Я начал прикидывать так и эдак, и выходило, что я, как себя помню, только и делал, что разучивался летать.
Я ещё маленьким был, когда услышал песню: “Позабыт-позаброшен… с молодых юных лет… Я остался сиротою… Счастья-доли мне нет… Ох умру я, умру… Похоронят меня… И никто не узнает… Где могилка моя… И никто не узнает… И никто не придёт… Только раннею весною… Соловей пропоёт…”
Я встречал многих людей, которые, как и я, считают до сих пор, что это лучшие строки, которые написаны на русском языке. Это та неслыханная простота, в которую, как в ересь, мечтал впасть под конец жизни один поэт.
У меня были отец, мать и своя семья, и я не был сиротою с молодых юных лет, и я не понимал, почему я позабыт-позаброшен и почему счастья-доли мне нет, но что это так и есть, я знал всегда.
Какой же доли я себе хотел и какого счастья?
Я хотел вырасти и вырваться из дома, и это случилось без моей воли, когда пришла большая война и разрушила мой дом, и милей его нет на свете.
И наступила мирная жизнь, и была разруха – день первый, и я захотел домой. Но того дома, куда я летел, я не нашёл. Потому что, когда кончилась разруха и дом был построен, в него пришла жадность.
И я увидел, что богатство так же бесцельно, как и нищета, потому что цели у них конечные, и я по-прежнему тосковал о цели, которая бы удалялась от меня, открывая горизонты.

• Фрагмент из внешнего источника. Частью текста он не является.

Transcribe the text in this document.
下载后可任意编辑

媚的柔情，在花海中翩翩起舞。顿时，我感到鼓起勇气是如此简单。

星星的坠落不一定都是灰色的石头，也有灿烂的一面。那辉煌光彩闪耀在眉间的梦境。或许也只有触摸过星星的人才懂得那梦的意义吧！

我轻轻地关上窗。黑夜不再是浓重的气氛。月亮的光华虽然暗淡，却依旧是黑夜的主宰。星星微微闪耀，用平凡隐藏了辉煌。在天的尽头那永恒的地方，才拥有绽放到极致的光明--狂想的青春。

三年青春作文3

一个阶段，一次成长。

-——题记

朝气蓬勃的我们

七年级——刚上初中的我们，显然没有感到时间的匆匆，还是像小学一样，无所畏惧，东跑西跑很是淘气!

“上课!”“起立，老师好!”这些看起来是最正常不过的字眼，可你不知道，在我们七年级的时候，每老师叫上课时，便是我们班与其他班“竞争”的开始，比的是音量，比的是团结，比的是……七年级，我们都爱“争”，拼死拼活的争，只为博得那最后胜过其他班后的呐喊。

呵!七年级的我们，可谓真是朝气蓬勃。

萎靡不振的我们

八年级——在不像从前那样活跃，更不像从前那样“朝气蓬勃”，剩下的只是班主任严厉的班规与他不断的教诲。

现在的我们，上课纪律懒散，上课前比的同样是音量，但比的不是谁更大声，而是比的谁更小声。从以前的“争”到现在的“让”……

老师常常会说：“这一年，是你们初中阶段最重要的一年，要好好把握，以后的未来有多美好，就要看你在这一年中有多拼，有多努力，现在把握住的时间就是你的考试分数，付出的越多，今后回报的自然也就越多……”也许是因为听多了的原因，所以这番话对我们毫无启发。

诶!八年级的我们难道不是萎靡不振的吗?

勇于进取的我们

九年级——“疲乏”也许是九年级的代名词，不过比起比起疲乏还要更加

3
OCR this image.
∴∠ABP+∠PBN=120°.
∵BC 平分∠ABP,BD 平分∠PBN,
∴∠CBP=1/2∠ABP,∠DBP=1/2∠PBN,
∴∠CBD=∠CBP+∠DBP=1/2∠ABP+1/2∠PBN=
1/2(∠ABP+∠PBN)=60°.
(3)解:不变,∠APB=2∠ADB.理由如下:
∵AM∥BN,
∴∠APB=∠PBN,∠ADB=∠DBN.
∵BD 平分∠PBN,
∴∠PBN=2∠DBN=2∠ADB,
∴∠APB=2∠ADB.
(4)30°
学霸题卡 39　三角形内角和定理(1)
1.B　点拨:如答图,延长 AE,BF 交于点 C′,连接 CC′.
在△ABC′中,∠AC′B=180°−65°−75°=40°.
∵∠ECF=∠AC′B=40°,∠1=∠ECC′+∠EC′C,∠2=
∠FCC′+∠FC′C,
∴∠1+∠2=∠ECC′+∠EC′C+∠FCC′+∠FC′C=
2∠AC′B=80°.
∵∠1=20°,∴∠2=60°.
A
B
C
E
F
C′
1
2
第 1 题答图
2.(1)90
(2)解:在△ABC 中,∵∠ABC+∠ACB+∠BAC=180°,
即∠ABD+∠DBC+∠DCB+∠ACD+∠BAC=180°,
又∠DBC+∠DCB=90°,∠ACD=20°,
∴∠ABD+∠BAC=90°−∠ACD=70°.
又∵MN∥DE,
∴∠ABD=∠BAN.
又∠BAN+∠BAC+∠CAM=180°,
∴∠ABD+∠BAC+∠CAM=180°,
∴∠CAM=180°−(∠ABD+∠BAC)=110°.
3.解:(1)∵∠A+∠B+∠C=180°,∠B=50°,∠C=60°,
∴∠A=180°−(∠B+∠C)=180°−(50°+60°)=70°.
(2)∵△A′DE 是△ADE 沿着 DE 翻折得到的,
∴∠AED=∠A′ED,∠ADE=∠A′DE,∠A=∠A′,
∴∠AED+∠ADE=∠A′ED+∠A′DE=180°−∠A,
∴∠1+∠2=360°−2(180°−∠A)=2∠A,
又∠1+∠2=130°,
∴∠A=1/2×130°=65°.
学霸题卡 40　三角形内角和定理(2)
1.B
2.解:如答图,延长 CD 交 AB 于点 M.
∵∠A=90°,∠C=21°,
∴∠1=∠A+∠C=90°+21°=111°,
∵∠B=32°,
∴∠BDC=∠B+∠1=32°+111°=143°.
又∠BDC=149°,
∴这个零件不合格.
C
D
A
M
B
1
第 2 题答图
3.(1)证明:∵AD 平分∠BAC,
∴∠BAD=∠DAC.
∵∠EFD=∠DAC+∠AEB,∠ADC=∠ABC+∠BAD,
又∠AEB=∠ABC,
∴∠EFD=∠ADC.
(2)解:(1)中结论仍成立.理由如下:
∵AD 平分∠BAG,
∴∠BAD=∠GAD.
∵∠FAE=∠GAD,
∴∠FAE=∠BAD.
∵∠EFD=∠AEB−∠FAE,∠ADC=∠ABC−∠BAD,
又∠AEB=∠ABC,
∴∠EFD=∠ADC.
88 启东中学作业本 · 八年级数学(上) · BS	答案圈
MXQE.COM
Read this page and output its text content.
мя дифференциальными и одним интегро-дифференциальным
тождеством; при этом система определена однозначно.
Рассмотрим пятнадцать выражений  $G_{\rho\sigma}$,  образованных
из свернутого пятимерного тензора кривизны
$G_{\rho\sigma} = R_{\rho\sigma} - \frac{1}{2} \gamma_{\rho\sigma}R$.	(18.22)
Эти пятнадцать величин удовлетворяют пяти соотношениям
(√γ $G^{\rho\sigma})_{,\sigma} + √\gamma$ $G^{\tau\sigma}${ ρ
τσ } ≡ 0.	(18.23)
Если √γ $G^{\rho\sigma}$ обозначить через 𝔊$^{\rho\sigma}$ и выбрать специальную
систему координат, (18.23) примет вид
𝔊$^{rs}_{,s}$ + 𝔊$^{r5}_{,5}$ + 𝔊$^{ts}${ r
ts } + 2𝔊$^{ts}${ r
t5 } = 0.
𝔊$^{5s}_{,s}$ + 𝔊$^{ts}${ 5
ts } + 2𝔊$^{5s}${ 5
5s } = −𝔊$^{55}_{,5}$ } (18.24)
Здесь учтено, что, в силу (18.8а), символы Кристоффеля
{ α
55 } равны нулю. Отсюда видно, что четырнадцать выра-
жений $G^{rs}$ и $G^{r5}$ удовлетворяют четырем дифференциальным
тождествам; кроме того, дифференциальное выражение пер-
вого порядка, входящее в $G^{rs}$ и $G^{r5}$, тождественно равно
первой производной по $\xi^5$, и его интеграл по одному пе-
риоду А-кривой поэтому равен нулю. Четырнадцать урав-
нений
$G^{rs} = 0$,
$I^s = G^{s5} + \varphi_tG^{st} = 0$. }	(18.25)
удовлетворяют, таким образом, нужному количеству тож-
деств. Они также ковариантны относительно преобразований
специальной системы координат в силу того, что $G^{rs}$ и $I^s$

И я понял, что хочу того, чего нет на земле.
Сначала я думал, что тянусь в космос, и летал в космос вместе со всеми спутниками и кораблями, достигшими к тому времени Луны, и Марса, и Венеры.
И я понял, что тоске моей нет предела, потому что она по бесконечной любви.
И я понял, что растить эту любовь надо здесь, на Земле, из семян, затоптанных войнами, нищетой и жадностью, а не ждать из космоса.
И я понял, что опытом её вырастить невозможно, потому что тогда она будет конечна, а для бесконечной нужен полёт, и без него уже никуда.
Но полёт в любви труднее всего, хотя считается, что это не так. Считается, что сама любовь – это полёт. Но как часто это полёт в клетке.
…Предчувствие весны.
Медсестра рассказывает:
…Когда мы из барака переехали в новую квартиру, я поступила в школу. И была отличницей до восьмого класса. А девятый и десятый кончила так себе. Надоело.
До восьмого класса старалась, училась играть на аккордеоне, выиграла районную олимпиаду по математике, по художественной гимнастике и по бегу занимала хорошие места, в баскетбол меня в любую команду брали, я с любого места площадки в сетку попадала. По сочинению всегда “пять”. Учительница любила. Задали нам сочинение по Чернышевскому – люди будущего. Все написали по учебнику, а я про то, как не могу понять этих людей будущего, и как за сосисками и апельсинами в очереди ругаются, и от пьяных проходу нет в наших местах. И в конце приписала: “Кончаю. Страшно перечесть. Стыдом и страхом замираю. Но мне порукой ваша честь. И смело ей себя вверяю”. Мне Анна Михайловна поставила “пять с плюсом” и полюбила меня. А потом говорит:
– Ты этих людей, которые в магазинах ругаются, на работе не видела. Там они другие. А после работы не знают, куда себя деть. Нужна культура. А культура – дело медленное.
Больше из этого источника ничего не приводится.